Thursday, December 27, 2007

holiday themed books for pups & kits


cecil's new year eve tail(2007) by marie fritz perry. cecil is invited to a new year's eve ball and finds friendship and acceptance when he leasts expects it.






for christmas: wonderful adaptation of dickens classic featuring mice (of course!) by british writer toby forward and illustrated by ruth brown.

for eid (an ever moving muslin holiday) which just happened to have occurred earlier this month is a new book (2007) by ohio based physician-author asma mobin-uddin and illustrated by laura jacobsen. a beautiful story that transcends dogma and addresses the universal joy found by the simple act of giving to others.


a thanksgiving time I ran across this delightful book at the library's thanksgiving display in the children's section. it is a story of ann and ed who after burning their own thanksgiving dinner wander next door to the new world cafe thinking the restaurant is open for business as usual they soon find themselves in the midst of a very unique private holiday celebration. written and illustrated in 2003 by debby atwell the thanksgiving door tells about unexpected gifts that can come when cultures come together and what can happen when the hearts and doors are opened "big and wide."

convergence

if you are looking for a rollicking good read check out special topics in calamity physics (2006) by marisha pessl. I don't know how I missed this book when it debuted last year as I'm sure it was on all sorts of 'best of lists.' blogging bud salty jill mentioned special topics a while back in one of her posts. whatever she said was enough to tweak my interest and send me off to the library to check it out. boy, am I glad I did. coincidentally the other day while I was on catching up with pam, a friend in nyc, we got to the usual 'so what are you reading now' question; and what do you know were both reading special topics. we thought that was pretty far out and I expect in itself may have been a special topic in calamity physics!

excerpt from liesl schillinger august 13 2006 nytimes review:

Like Alan Bennett’s delectable and brilliant play “The History Boys,” now on Broadway, “Special Topics in Calamity Physics” tells the story of a wise newcomer who joins a circle of students who orbit a charismatic teacher with a tragic secret. The newcomer, a motherless waif named Blue van Meer, spent most of her life driving between college towns with her genius poli-sci professor father, Gareth.
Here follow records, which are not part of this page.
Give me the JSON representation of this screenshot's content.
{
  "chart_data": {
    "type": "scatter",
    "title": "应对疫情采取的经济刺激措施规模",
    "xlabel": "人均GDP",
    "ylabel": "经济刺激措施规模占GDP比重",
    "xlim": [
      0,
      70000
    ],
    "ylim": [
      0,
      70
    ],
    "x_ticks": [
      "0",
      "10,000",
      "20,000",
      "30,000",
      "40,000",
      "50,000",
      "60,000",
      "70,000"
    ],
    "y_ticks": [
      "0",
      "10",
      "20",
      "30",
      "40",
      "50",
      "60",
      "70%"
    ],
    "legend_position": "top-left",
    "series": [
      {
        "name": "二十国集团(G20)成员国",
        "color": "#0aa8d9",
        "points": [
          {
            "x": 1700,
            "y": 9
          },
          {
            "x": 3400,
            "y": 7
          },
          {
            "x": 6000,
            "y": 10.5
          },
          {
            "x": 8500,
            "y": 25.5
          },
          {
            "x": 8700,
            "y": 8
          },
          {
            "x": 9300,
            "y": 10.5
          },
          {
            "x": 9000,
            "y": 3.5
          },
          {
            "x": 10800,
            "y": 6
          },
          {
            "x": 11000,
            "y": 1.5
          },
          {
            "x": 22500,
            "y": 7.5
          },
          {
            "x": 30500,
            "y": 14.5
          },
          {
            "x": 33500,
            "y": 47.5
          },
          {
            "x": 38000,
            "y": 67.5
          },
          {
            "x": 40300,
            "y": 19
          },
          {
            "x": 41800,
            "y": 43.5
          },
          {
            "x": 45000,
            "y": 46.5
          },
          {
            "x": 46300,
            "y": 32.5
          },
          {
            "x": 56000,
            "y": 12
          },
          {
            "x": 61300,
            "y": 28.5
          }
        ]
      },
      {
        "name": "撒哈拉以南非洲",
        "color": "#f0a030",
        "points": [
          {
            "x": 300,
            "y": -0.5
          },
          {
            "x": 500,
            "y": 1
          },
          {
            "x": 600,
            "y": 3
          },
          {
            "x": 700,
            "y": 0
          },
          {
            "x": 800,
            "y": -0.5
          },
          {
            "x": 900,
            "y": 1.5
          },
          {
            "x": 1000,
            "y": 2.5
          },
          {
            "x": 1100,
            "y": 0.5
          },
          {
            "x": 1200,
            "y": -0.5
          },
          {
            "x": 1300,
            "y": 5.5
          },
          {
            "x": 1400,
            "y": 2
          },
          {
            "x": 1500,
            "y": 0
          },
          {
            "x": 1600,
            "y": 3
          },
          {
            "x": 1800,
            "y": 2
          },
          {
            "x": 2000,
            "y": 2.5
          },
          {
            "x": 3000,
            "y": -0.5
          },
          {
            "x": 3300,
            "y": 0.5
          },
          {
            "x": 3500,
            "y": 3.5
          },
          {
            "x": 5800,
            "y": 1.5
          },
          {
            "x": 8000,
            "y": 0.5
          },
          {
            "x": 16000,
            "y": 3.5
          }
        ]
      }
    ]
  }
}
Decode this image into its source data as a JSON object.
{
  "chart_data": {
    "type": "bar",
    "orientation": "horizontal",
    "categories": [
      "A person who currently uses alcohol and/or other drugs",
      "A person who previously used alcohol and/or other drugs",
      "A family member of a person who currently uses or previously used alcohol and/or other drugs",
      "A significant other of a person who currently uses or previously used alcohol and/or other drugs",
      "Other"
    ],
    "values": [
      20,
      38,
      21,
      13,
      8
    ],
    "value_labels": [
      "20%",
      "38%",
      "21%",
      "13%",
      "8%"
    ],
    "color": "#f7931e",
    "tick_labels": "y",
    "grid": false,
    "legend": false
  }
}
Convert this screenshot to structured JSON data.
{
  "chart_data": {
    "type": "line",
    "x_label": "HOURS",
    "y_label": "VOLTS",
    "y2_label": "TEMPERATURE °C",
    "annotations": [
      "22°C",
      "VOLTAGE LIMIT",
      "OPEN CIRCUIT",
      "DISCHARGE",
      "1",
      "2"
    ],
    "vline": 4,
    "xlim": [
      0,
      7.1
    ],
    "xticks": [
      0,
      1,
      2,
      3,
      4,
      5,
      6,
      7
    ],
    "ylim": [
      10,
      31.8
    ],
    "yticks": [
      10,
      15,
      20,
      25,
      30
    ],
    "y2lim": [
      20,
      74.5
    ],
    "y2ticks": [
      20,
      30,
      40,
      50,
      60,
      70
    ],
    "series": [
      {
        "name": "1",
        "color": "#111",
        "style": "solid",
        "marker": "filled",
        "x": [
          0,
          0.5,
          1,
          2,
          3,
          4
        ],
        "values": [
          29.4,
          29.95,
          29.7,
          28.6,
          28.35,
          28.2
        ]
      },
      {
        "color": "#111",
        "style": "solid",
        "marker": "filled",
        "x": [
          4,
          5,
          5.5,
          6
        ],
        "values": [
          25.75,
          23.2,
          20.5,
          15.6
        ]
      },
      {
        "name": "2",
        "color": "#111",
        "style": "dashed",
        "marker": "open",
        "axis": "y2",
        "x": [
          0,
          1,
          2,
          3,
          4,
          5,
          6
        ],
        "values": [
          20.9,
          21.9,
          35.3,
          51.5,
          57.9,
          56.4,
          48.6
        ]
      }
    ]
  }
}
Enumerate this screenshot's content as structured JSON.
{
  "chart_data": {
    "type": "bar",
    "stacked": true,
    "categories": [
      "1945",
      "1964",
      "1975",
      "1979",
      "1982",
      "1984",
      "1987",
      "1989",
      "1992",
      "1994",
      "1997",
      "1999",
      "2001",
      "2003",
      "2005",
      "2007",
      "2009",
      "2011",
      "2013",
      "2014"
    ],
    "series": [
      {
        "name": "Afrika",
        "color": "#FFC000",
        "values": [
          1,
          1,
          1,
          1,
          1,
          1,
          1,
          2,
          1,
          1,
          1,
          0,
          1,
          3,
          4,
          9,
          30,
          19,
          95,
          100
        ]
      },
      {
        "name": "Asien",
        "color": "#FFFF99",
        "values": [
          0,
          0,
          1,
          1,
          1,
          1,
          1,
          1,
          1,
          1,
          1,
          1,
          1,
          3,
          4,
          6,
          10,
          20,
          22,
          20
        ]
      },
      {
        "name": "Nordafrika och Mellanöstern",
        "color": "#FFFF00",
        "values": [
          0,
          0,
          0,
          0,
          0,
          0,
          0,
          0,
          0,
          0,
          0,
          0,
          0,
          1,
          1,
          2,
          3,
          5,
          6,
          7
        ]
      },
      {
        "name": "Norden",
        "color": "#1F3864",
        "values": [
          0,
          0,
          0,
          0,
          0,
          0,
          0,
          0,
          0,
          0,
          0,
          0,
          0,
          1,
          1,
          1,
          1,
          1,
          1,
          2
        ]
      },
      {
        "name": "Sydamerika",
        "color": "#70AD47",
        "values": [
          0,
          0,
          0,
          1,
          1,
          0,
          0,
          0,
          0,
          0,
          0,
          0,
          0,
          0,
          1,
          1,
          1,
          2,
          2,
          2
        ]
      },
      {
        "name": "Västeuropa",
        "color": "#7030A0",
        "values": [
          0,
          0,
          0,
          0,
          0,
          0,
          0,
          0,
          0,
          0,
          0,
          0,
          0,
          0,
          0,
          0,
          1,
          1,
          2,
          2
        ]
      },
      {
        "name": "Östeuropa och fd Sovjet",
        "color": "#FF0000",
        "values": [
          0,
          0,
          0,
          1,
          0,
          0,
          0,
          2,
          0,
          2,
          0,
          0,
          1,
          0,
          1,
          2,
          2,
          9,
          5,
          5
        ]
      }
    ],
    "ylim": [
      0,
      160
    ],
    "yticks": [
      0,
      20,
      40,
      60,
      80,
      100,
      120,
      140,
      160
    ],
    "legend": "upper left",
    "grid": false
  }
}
To kill time on their drives, they discuss radical class warfare, riff on Homer and Steinbeck, recite movie dialogue and poems by Blake, Neruda and Shakespeare and read Hollywood biographies — from a tell-all by Louis B. Mayer’s maid to blow-by-blows on Howard Hughes and Cary Grant. Gareth is fond of making oracular statements, which his daughter laps up as if they were Churchill’s: “Everyone is responsible for the page-turning tempo of his or her Life Story,” he tells her. And, he cautions, “never try to change the narrative structure of someone else’s story.” Tightly swaddled in her daughter-dad duad, Blue does not know that her story is someone else’s. Only gradually does she learn that the frantic tempo of her life has been conducted by forces she does not suspect.